Can't run notebooks on the RSP for extended periods of time

,

Hello everyone, sorry if this has been posted before but I can’t find anything on this. I have a notebook that needs to process a lot of data, this process should take several days, however after a couple of hours the RSP sort of softly shuts down the notebook and it becomes unresponsive or just stops processing things completely. This leads to me needing to restart the kernel and refresh the page to get things running again. I’ve attached a screenshot of what it looks like when it is frozen up, those simple imports just won’t finish running. Additionally there is this file save error that comes up after about 30mins of running the notebook but everything seems to keep saving just fine up to a point so I’m less concerned about that, but should I be? Is there anything I can/should do on my end to work around all of this? I’d like to just let things run without needing to monitor the tab. Thanks!

Hi

So the RSP notebook service is (explicitly) not a bulk processing (aka) batch processing system and in fact there are limits to prevent it being used as such. Services for running longer computational jobs will eventually be available, but they are not part of the Data Preview 0 services. However you would have to run for several days before you run into those limits so I doubt this is the case here.

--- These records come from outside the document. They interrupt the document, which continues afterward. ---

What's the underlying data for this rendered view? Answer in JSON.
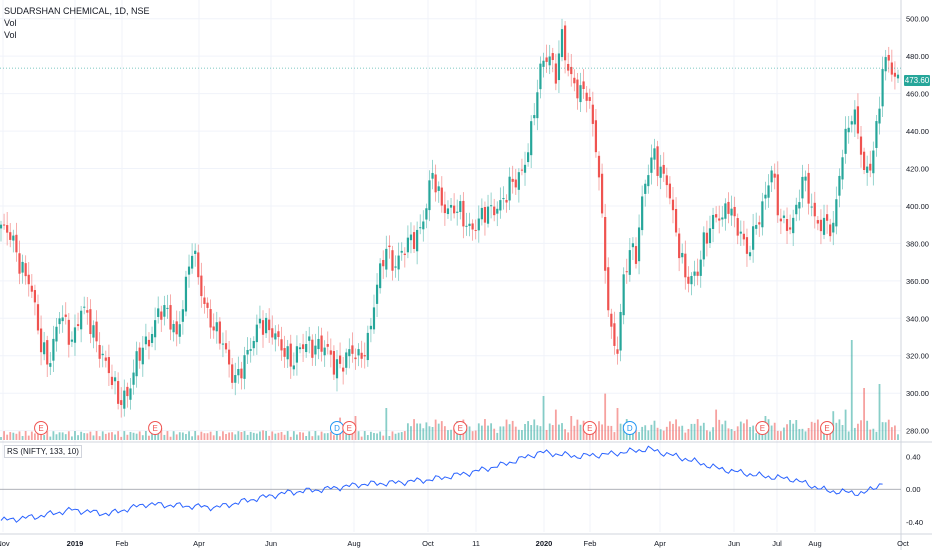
{
  "header": {
    "symbol_line": "SUDARSHAN CHEMICAL, 1D, NSE",
    "vol1": "Vol",
    "vol2": "Vol"
  },
  "rs_indicator": {
    "label": "RS (NIFTY, 133, 10)"
  },
  "last_price_label": "473.60",
  "colors": {
    "up": "#26a69a",
    "down": "#ef5350",
    "rs_line": "#2962ff",
    "grid": "#f0f3fa",
    "axis_text": "#131722"
  },
  "chart_data": [
    {
      "type": "candlestick",
      "title": "SUDARSHAN CHEMICAL, 1D, NSE",
      "x_tick_labels": [
        "Nov",
        "2019",
        "Feb",
        "Apr",
        "Jun",
        "Aug",
        "Oct",
        "11",
        "2020",
        "Feb",
        "Apr",
        "Jun",
        "Jul",
        "Aug",
        "Oct"
      ],
      "y_tick_labels": [
        "280.00",
        "300.00",
        "320.00",
        "340.00",
        "360.00",
        "380.00",
        "400.00",
        "420.00",
        "440.00",
        "460.00",
        "480.00",
        "500.00"
      ],
      "ylim": [
        275,
        510
      ],
      "last_price": 473.6,
      "close_path": [
        [
          0,
          388
        ],
        [
          4,
          380
        ],
        [
          9,
          360
        ],
        [
          13,
          325
        ],
        [
          16,
          320
        ],
        [
          19,
          340
        ],
        [
          23,
          330
        ],
        [
          26,
          345
        ],
        [
          29,
          335
        ],
        [
          33,
          322
        ],
        [
          36,
          305
        ],
        [
          38,
          295
        ],
        [
          41,
          302
        ],
        [
          44,
          316
        ],
        [
          47,
          325
        ],
        [
          51,
          345
        ],
        [
          54,
          340
        ],
        [
          57,
          332
        ],
        [
          59,
          350
        ],
        [
          62,
          375
        ],
        [
          65,
          355
        ],
        [
          68,
          340
        ],
        [
          70,
          330
        ],
        [
          72,
          325
        ],
        [
          75,
          312
        ],
        [
          77,
          310
        ],
        [
          80,
          318
        ],
        [
          82,
          330
        ],
        [
          84,
          342
        ],
        [
          87,
          332
        ],
        [
          89,
          328
        ],
        [
          92,
          325
        ],
        [
          95,
          316
        ],
        [
          97,
          322
        ],
        [
          100,
          328
        ],
        [
          103,
          326
        ],
        [
          106,
          320
        ],
        [
          108,
          316
        ],
        [
          111,
          318
        ],
        [
          113,
          320
        ],
        [
          116,
          318
        ],
        [
          119,
          330
        ],
        [
          122,
          355
        ],
        [
          125,
          378
        ],
        [
          128,
          370
        ],
        [
          131,
          375
        ],
        [
          134,
          384
        ],
        [
          136,
          390
        ],
        [
          138,
          400
        ],
        [
          140,
          415
        ],
        [
          142,
          405
        ],
        [
          145,
          400
        ],
        [
          148,
          396
        ],
        [
          150,
          392
        ],
        [
          152,
          390
        ],
        [
          155,
          392
        ],
        [
          158,
          395
        ],
        [
          161,
          402
        ],
        [
          164,
          406
        ],
        [
          167,
          412
        ],
        [
          169,
          420
        ],
        [
          172,
          440
        ],
        [
          174,
          460
        ],
        [
          176,
          478
        ],
        [
          178,
          482
        ],
        [
          180,
          472
        ],
        [
          182,
          488
        ],
        [
          184,
          470
        ],
        [
          187,
          465
        ],
        [
          190,
          460
        ],
        [
          192,
          440
        ],
        [
          194,
          418
        ],
        [
          196,
          370
        ],
        [
          198,
          330
        ],
        [
          200,
          320
        ],
        [
          202,
          360
        ],
        [
          204,
          380
        ],
        [
          206,
          375
        ],
        [
          208,
          400
        ],
        [
          210,
          418
        ],
        [
          212,
          430
        ],
        [
          214,
          420
        ],
        [
          216,
          412
        ],
        [
          218,
          392
        ],
        [
          220,
          378
        ],
        [
          222,
          366
        ],
        [
          224,
          360
        ],
        [
          226,
          362
        ],
        [
          228,
          380
        ],
        [
          230,
          392
        ],
        [
          232,
          396
        ],
        [
          234,
          390
        ],
        [
          236,
          400
        ],
        [
          238,
          394
        ],
        [
          240,
          388
        ],
        [
          242,
          372
        ],
        [
          244,
          382
        ],
        [
          246,
          396
        ],
        [
          248,
          408
        ],
        [
          250,
          420
        ],
        [
          252,
          395
        ],
        [
          254,
          390
        ],
        [
          256,
          392
        ],
        [
          258,
          398
        ],
        [
          260,
          412
        ],
        [
          262,
          405
        ],
        [
          264,
          395
        ],
        [
          266,
          392
        ],
        [
          268,
          388
        ],
        [
          270,
          385
        ],
        [
          272,
          420
        ],
        [
          274,
          440
        ],
        [
          276,
          448
        ],
        [
          278,
          438
        ],
        [
          280,
          418
        ],
        [
          282,
          425
        ],
        [
          284,
          440
        ],
        [
          286,
          470
        ],
        [
          288,
          478
        ],
        [
          290,
          470
        ]
      ],
      "volume_spikes": [
        [
          13,
          10
        ],
        [
          46,
          6
        ],
        [
          52,
          15
        ],
        [
          78,
          10
        ],
        [
          85,
          12
        ],
        [
          99,
          5
        ],
        [
          110,
          28
        ],
        [
          115,
          30
        ],
        [
          125,
          40
        ],
        [
          138,
          22
        ],
        [
          158,
          18
        ],
        [
          170,
          20
        ],
        [
          176,
          55
        ],
        [
          180,
          38
        ],
        [
          185,
          30
        ],
        [
          190,
          15
        ],
        [
          196,
          58
        ],
        [
          200,
          40
        ],
        [
          210,
          12
        ],
        [
          232,
          38
        ],
        [
          248,
          30
        ],
        [
          258,
          25
        ],
        [
          262,
          15
        ],
        [
          270,
          36
        ],
        [
          274,
          38
        ],
        [
          276,
          125
        ],
        [
          280,
          65
        ],
        [
          285,
          70
        ]
      ],
      "earnings_markers": [
        [
          13,
          "E"
        ],
        [
          50,
          "E"
        ],
        [
          109,
          "D"
        ],
        [
          113,
          "E"
        ],
        [
          149,
          "E"
        ],
        [
          191,
          "E"
        ],
        [
          204,
          "D"
        ],
        [
          247,
          "E"
        ],
        [
          268,
          "E"
        ]
      ]
    },
    {
      "type": "line",
      "title": "RS (NIFTY, 133, 10)",
      "y_tick_labels": [
        "0.40",
        "0.00",
        "-0.40"
      ],
      "ylim": [
        -0.52,
        0.55
      ],
      "baseline": 0,
      "series_path": [
        [
          0,
          -0.38
        ],
        [
          12,
          -0.33
        ],
        [
          23,
          -0.25
        ],
        [
          35,
          -0.3
        ],
        [
          47,
          -0.18
        ],
        [
          58,
          -0.2
        ],
        [
          70,
          -0.22
        ],
        [
          82,
          -0.12
        ],
        [
          93,
          -0.04
        ],
        [
          105,
          0.0
        ],
        [
          117,
          0.06
        ],
        [
          128,
          0.08
        ],
        [
          140,
          0.12
        ],
        [
          152,
          0.2
        ],
        [
          163,
          0.3
        ],
        [
          175,
          0.45
        ],
        [
          187,
          0.4
        ],
        [
          198,
          0.43
        ],
        [
          210,
          0.49
        ],
        [
          222,
          0.37
        ],
        [
          233,
          0.25
        ],
        [
          245,
          0.17
        ],
        [
          257,
          0.12
        ],
        [
          268,
          -0.02
        ],
        [
          280,
          -0.05
        ],
        [
          286,
          0.08
        ]
      ]
    }
  ]
}
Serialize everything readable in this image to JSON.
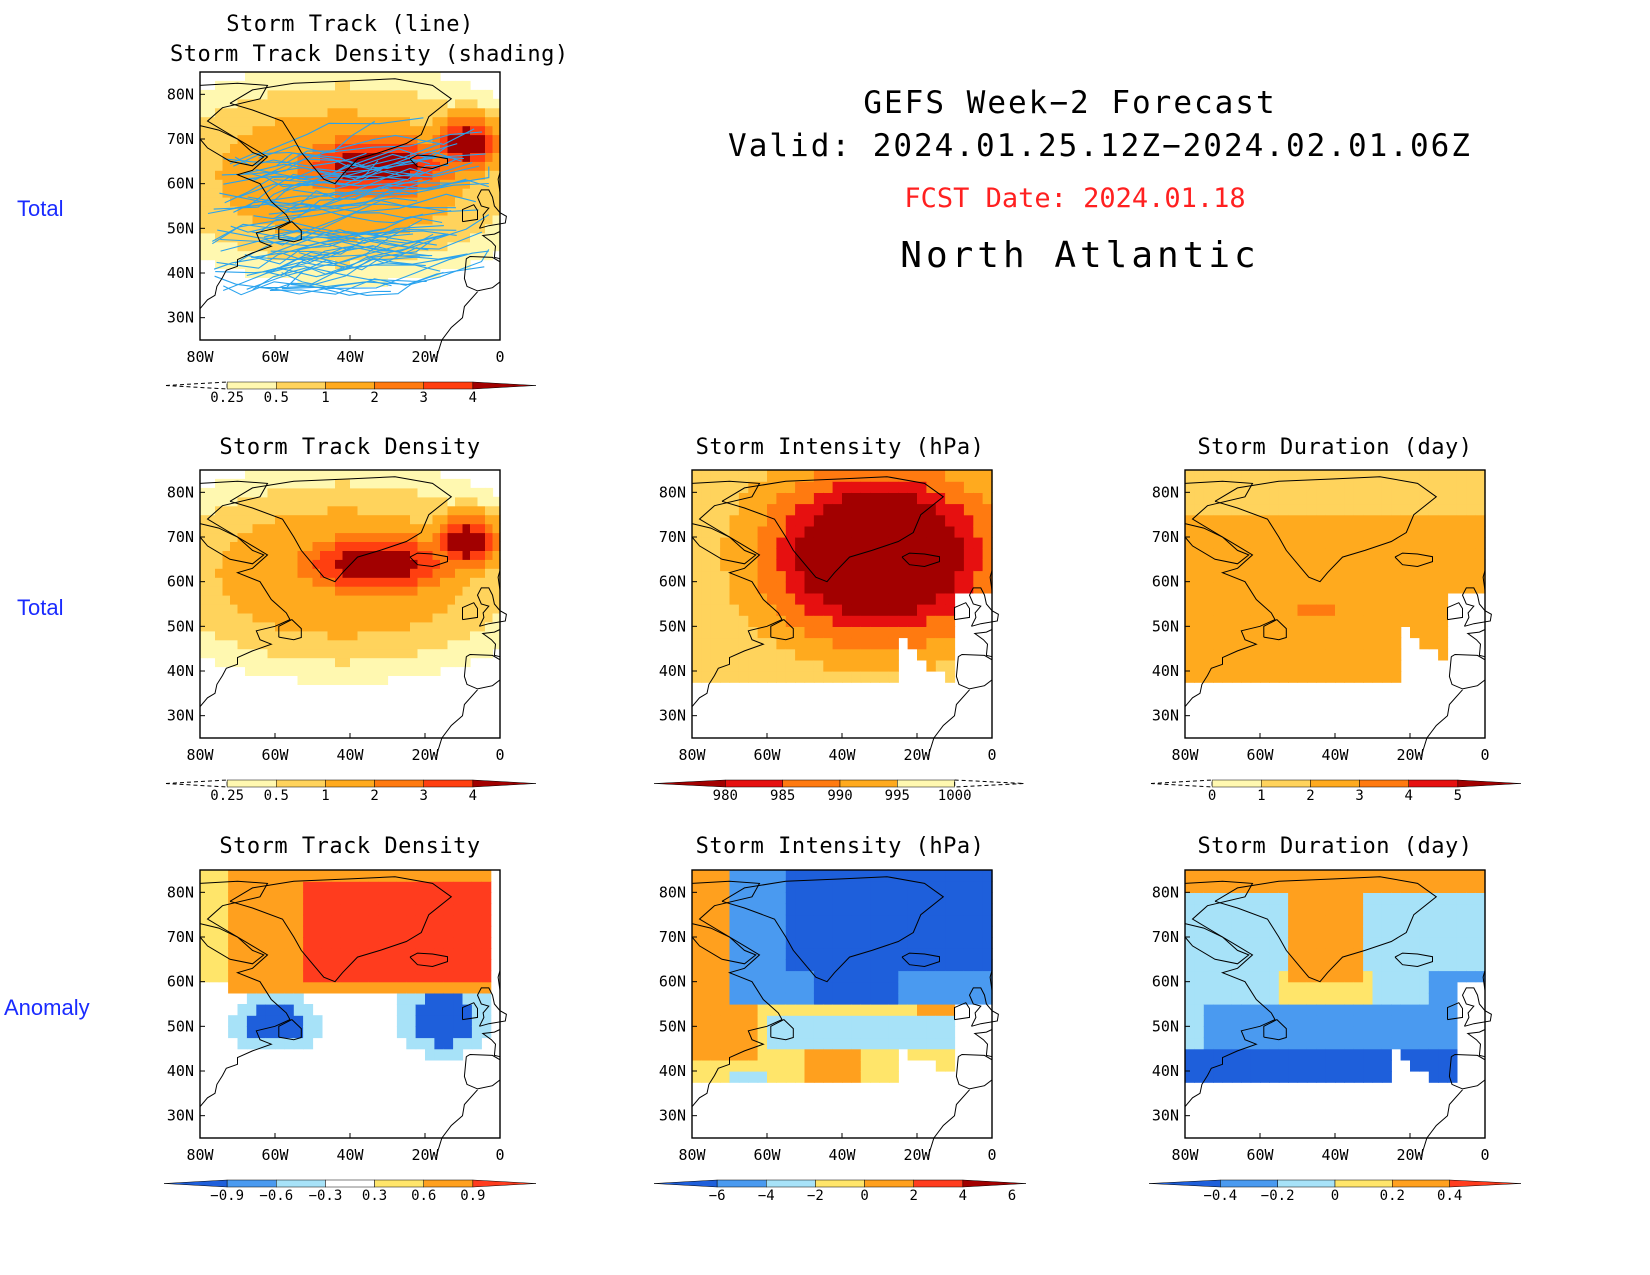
{
  "header": {
    "line1": "GEFS Week−2 Forecast",
    "line2": "Valid: 2024.01.25.12Z−2024.02.01.06Z",
    "fcst": "FCST Date: 2024.01.18",
    "region": "North Atlantic"
  },
  "row_labels": [
    "Total",
    "Total",
    "Anomaly"
  ],
  "axes": {
    "lat_ticks": [
      "80N",
      "70N",
      "60N",
      "50N",
      "40N",
      "30N"
    ],
    "lon_ticks": [
      "80W",
      "60W",
      "40W",
      "20W",
      "0"
    ]
  },
  "colors": {
    "land_outline": "#000000",
    "track_line": "#2aa3ee",
    "warm": [
      "#fff8b0",
      "#ffd35c",
      "#ffaa1e",
      "#ff7a10",
      "#ff3f10",
      "#e61010",
      "#a20000"
    ],
    "cool": [
      "#1e5fdb",
      "#4a9af0",
      "#a7e2f8",
      "#ffe56a",
      "#ffa01e",
      "#ff3c1e"
    ]
  },
  "panels": [
    {
      "id": "track",
      "title": "Storm Track (line)\nStorm Track Density (shading)",
      "type": "density",
      "tracks": true,
      "colorbar": {
        "labels": [
          "0.25",
          "0.5",
          "1",
          "2",
          "3",
          "4"
        ],
        "colors": [
          "#fff8b0",
          "#ffd35c",
          "#ffaa1e",
          "#ff7a10",
          "#ff3f10",
          "#a20000"
        ],
        "left_dashed": true
      }
    },
    {
      "id": "density",
      "title": "Storm Track Density",
      "type": "density",
      "colorbar": {
        "labels": [
          "0.25",
          "0.5",
          "1",
          "2",
          "3",
          "4"
        ],
        "colors": [
          "#fff8b0",
          "#ffd35c",
          "#ffaa1e",
          "#ff7a10",
          "#ff3f10",
          "#a20000"
        ],
        "left_dashed": true
      }
    },
    {
      "id": "intensity",
      "title": "Storm Intensity (hPa)",
      "type": "intensity",
      "colorbar": {
        "labels": [
          "980",
          "985",
          "990",
          "995",
          "1000"
        ],
        "colors": [
          "#a20000",
          "#e61010",
          "#ff7a10",
          "#ffaa1e",
          "#fff8b0"
        ],
        "right_dashed": true
      }
    },
    {
      "id": "duration",
      "title": "Storm Duration (day)",
      "type": "duration",
      "colorbar": {
        "labels": [
          "0",
          "1",
          "2",
          "3",
          "4",
          "5"
        ],
        "colors": [
          "#fff8b0",
          "#ffd35c",
          "#ffaa1e",
          "#ff7a10",
          "#e61010",
          "#a20000"
        ],
        "left_dashed": true
      }
    },
    {
      "id": "density-anom",
      "title": "Storm Track Density",
      "type": "density_anom",
      "colorbar": {
        "labels": [
          "−0.9",
          "−0.6",
          "−0.3",
          "0.3",
          "0.6",
          "0.9"
        ],
        "colors": [
          "#1e5fdb",
          "#4a9af0",
          "#a7e2f8",
          "#ffffff",
          "#ffe56a",
          "#ffa01e",
          "#ff3c1e"
        ]
      }
    },
    {
      "id": "intensity-anom",
      "title": "Storm Intensity (hPa)",
      "type": "intensity_anom",
      "colorbar": {
        "labels": [
          "−6",
          "−4",
          "−2",
          "0",
          "2",
          "4",
          "6"
        ],
        "colors": [
          "#1e5fdb",
          "#4a9af0",
          "#a7e2f8",
          "#ffe56a",
          "#ffa01e",
          "#ff3c1e",
          "#a20000"
        ]
      }
    },
    {
      "id": "duration-anom",
      "title": "Storm Duration (day)",
      "type": "duration_anom",
      "colorbar": {
        "labels": [
          "−0.4",
          "−0.2",
          "0",
          "0.2",
          "0.4"
        ],
        "colors": [
          "#1e5fdb",
          "#4a9af0",
          "#a7e2f8",
          "#ffe56a",
          "#ffa01e",
          "#ff3c1e"
        ]
      }
    }
  ]
}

If your kernel is dying after “a couple of hours” the most likely explanation is that you are running out of memory at which point your container is automatically killed by the system [specifically Kubernetes]. Only 12GB of RAM are available to any one user and if you’re not careful you can exceed those.

If you wish to do a prolonged investigation, I suggest you structure it in a way that chunks the data in small batches that captures intermediate results and output to avoid running into limits and to be able to resume if you do.

If you believe this is not the case (for example if you find your session is terminated after a long but low resource operation such as sleep(36000) or similar please file a support ticket at Issues · rubin-dp0/Support · GitHub

I see, I will try monitor this. Thank you for your response, this is very insightful.